Die Kosten des Verfahrens trägt der Beklagte.
Das Urteil ist hinsichtlich der Kosten vorläufig vollstreckbar. Der
Beklagte kann die Vollstreckung durch Sicherheitsleistung in Höhe von
110 % des vollstreckbaren Betrages abwenden, wenn nicht die Kläger
vor der Vollstreckung Sicherheit in Höhe von 110 % des jeweils zu
vollstreckenden Betrages leisten.
T a t b e s t a n d
1
N. , der am 00.00.0000 geborene Sohn der Kläger, besucht nach vierjähriger
Grundschulzeit seit dem Schuljahr 2007/2008 die L. -B. -Hauptschule in L1. . Die
Hauptschule stellte im Februar 2008 einen Antrag auf Eröffnung des Verfahrens zur
Feststellung des sonderpädagogischen Förderbedarfs. Zur Begründung wurde
ausgeführt, N. sei bisher durch folgende Dinge aufgefallen: Er fehle sehr häufig in der
Schule (ca. 160 Fehlstunden im ersten Halbjahr), er sei sehr unruhig und teilweise auch
aggressiv, er könnte einer der besten Schüler sein, wenn er sich mehr Mühe gebe. Es
gehe eine ständige Unruhe von N. aus, er schaffe es nicht, eine ganze
Unterrichtsstunde auf seinem Platz zu sitzen. In den Fünfminutenpausen renne er
ständig durch die Klasse oder auf dem Flur herum, obwohl es ihm immer wieder
verboten worden sei. Dabei gehe er häufig auf seine Mitschüler los oder ärgere sie.
Wenn N. mit einem Schüler oder einer Schülerin Streit habe, reagiere er zeitweise so
aggressiv, dass er nicht mehr ansprechbar sei. Häufig hänsele er seine Mitschüler und
stifte dadurch sehr viel Unfrieden in der Klasse. Neue Unterrichtsinhalte begreife N. sehr
schnell, meist auch schneller als der Rest der Klasse. Wenn er zusätzliche Aufgaben
erhalte, damit er sich nicht langweile, lehne er diese meist ab. Insgesamt arbeite N.

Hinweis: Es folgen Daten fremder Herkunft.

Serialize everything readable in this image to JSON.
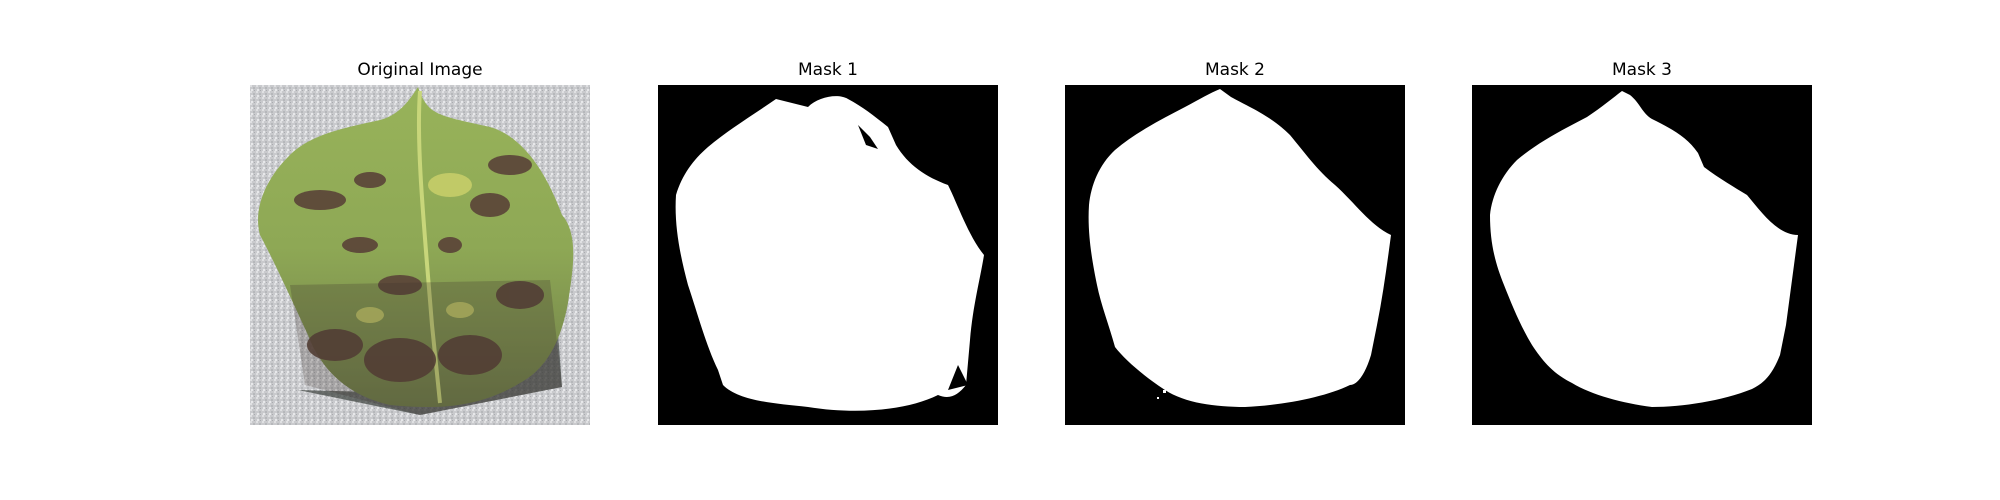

meist oberflächlich oder gar nicht, weil ihm Unterrichtsmaterialien fehlten oder er kein
Interesse an dem Thema habe. In vielen Dingen sei N. auch sehr unzuverlässig, so
gebe er Elternbriefe nicht oder verspätet ab. Seine Hausaufgaben fehlten häufig oder
seien unvollständig. N. könne auch sehr umgänglich sein, allerdings benötige er dazu
die vollkommene Aufmerksamkeit der Lehrperson.
2
In dem N. für das erste Halbjahr des Schuljahres 2007/2008 am 18.01.2008 erteilten
Zeugnis sind seine Leistungen in den Fächern Deutsch und Mathematik mit
befriedigend und die in den übrigen Fächern (bis auf Sport) mit ausreichend bewertet.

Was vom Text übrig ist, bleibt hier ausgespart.